Eintracht Gommern (15.) -

Arminia Magdeburg (12.)

Spätestens seit dem vergangenen Wochenende, als die Eintracht durch die 0:3-Niederlage beim Aufsteiger HSV Medizin auf einen Abstiegsplatz abrutschte, gilt das Heimspiel gegen den SV Arminia als "Sechs-Punkte-Duell". Allerdings fehlt mitten in dieser entscheidenden Phase der Hinrunde mit Mario Storm und Rene Freitag das etatmäßige Gommeraner Trainerduo. Beide weilen derzeit im Urlaub. So haben Michael Herms und Steffen Kräuter die wenig beneidenswerte Aufgabe, die Trendwende einzuläuten. Gutes Omen: Beim vorerst letzten SVE-Sieg, dem überzeugenden 4:0-Erfolg über den SV Fortuna Magdeburg II vom 4. Oktober, fungierten beide schon einmal als Interimstrainer.

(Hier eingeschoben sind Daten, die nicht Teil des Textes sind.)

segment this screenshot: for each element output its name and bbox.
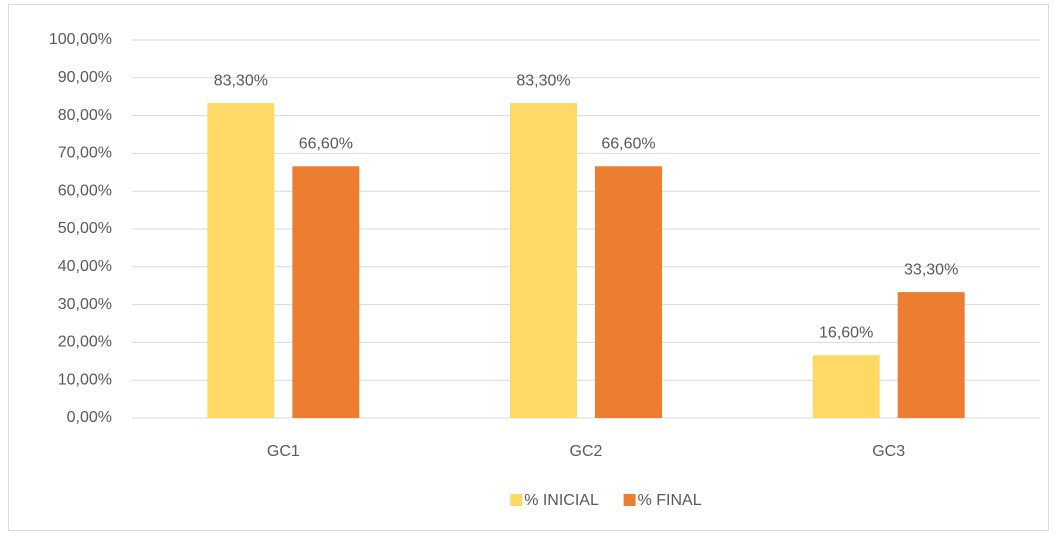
- bar: [812, 355, 880, 418]
- data-label: 66,60%: [299, 135, 353, 152]
- y-tick-label: 10,00%: [58, 371, 112, 388]
- x-tick-label: GC3: [872, 443, 905, 460]
- y-tick-label: 100,00%: [49, 31, 112, 48]
- y-tick-label: 90,00%: [58, 69, 112, 86]
- data-label: 83,30%: [214, 72, 268, 89]
- y-tick-label: 40,00%: [58, 258, 112, 275]
- bar: [595, 166, 662, 418]
- bar: [897, 292, 965, 418]
- bar: [510, 103, 577, 418]
- x-tick-label: GC1: [267, 443, 300, 460]
- legend-label: % FINAL: [638, 492, 702, 509]
- y-tick-label: 0,00%: [67, 409, 112, 426]
- data-label: 83,30%: [516, 72, 570, 89]
- y-tick-label: 50,00%: [58, 220, 112, 237]
- y-tick-label: 70,00%: [58, 145, 112, 162]
- y-tick-label: 30,00%: [58, 296, 112, 313]
- bar: [207, 103, 275, 418]
- x-tick-label: GC2: [570, 443, 603, 460]
- y-tick-label: 60,00%: [58, 182, 112, 199]
- legend-label: % INICIAL: [524, 492, 599, 509]
- legend-swatch: [623, 494, 636, 506]
- y-tick-label: 20,00%: [58, 334, 112, 351]
- legend-swatch: [510, 494, 523, 506]
- data-label: 33,30%: [904, 261, 958, 278]
- data-label: 66,60%: [601, 135, 655, 152]
- bar: [292, 166, 360, 418]
- data-label: 16,60%: [819, 324, 873, 341]
- y-tick-label: 80,00%: [58, 107, 112, 124]
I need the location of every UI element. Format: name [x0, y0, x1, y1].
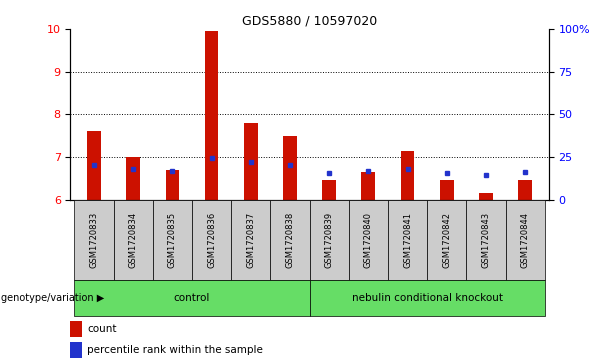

Allerdings bleibt den personelle Situation angespannt. Noch immer fehlen sieben verletzte Spieler. Dafür kehren mit Timo Wacker und Sebastian Woche zwei Akteure zurück, die zuletzt gesperrt fehlten. Und einen weiteren Lichtblick machten die Verantwortlichen unter der Woche aus: Tilmann Roos kehrte nach mehrmonatiger Verletzungspause wieder ins Mannschaftstraining zurück. Für eine sofortige Rückkehr kommt das morgige Spiel wohl aber noch zu früh.

Germania Güsen (11.) -

HSV Med. Magdeburg (3.)

Wieder ein Gegner aus der oberen Tabellenhälfte und wieder kein Grund, sich zu fürchten: Die Güsener zogen aus dem 2:2-Remis der Vorwoche beim TSV Rot-Weiß Zerbst eine Menge Selbstbewusstsein und gehen mit ebenso breiter Brust ins Duell gegen den überraschend stark gestarteten Magdeburger Stadtmeister. "Wir haben bewiesen, dass wir gegen Mannschaften aus der oberen Tabellenhälfte mithalten können. Wichtig ist, defensiv sicher zu stehen. Vorn sind wir immer für ein Tor gut", lobt SVG-Coach Hartmut Kober daher auch ohne falsche Bescheidenheit aus.

Derweil üben sich auch die Magdeburger nicht in Zurückhaltung. "Wir sind auf dem richtigen Weg und reisen mit breiter Brust nach Güsen", sagte HSV-Trainer René Angerer nach dem 3:0-Sieg der Vorwoche gegen den SV Eintracht Gommern. Vor allem die Defensive gilt als Prunkstück der Stadtfelder. Nur neun Gegentore und damit die wenigsten aller 16 Teams der Staffel II kassierte der Aufsteiger. Entsprechend dicke Bretter wird die Germania-Offensive, die weiterhin ohne den verletzten Eric Kopp auskommen muss, morgen bohren müssen.

Besiegdas Magdeb. (13.) -

SG Blau-Weiß Niegripp (9.)

Viele blau-weiße Hoffnungen ruhen auf Paul Sandmann. Vier Wochen lang musste der mit fünf Saisontreffern torfährlichste Niegripper zuletzt studiumsbedingt passen, vier Spiele lang erzielte sein Team keinen Treffer. Das soll sich in der morgigen Auswärtspartie ändern, wenn Sandmann wieder zum Team stößt. "Wir brauchen wieder ein Erfolgserlebnis", fordert SG-Trainer Joachim Greisner.

Die Vorzeichen stehen jedoch unverändert ungünstig. Mit Stand gestern treten genau elf Blau-Weiße die Reise in den Magdeburger Osten an, auch Routinier Thomas Eschner hilft einmal mehr aus. Da jedoch die Niegripper Reserve zeitgleich in der Kreisliga gefordert ist, kann nicht von Verstärkung ausgegangen werden. Indes tritt auch der SSV Besiegdas nicht in Bestbesetzung an. Der landesligaerfahrene Marcus Mähnert fehlt gelb-rot-gesperrt.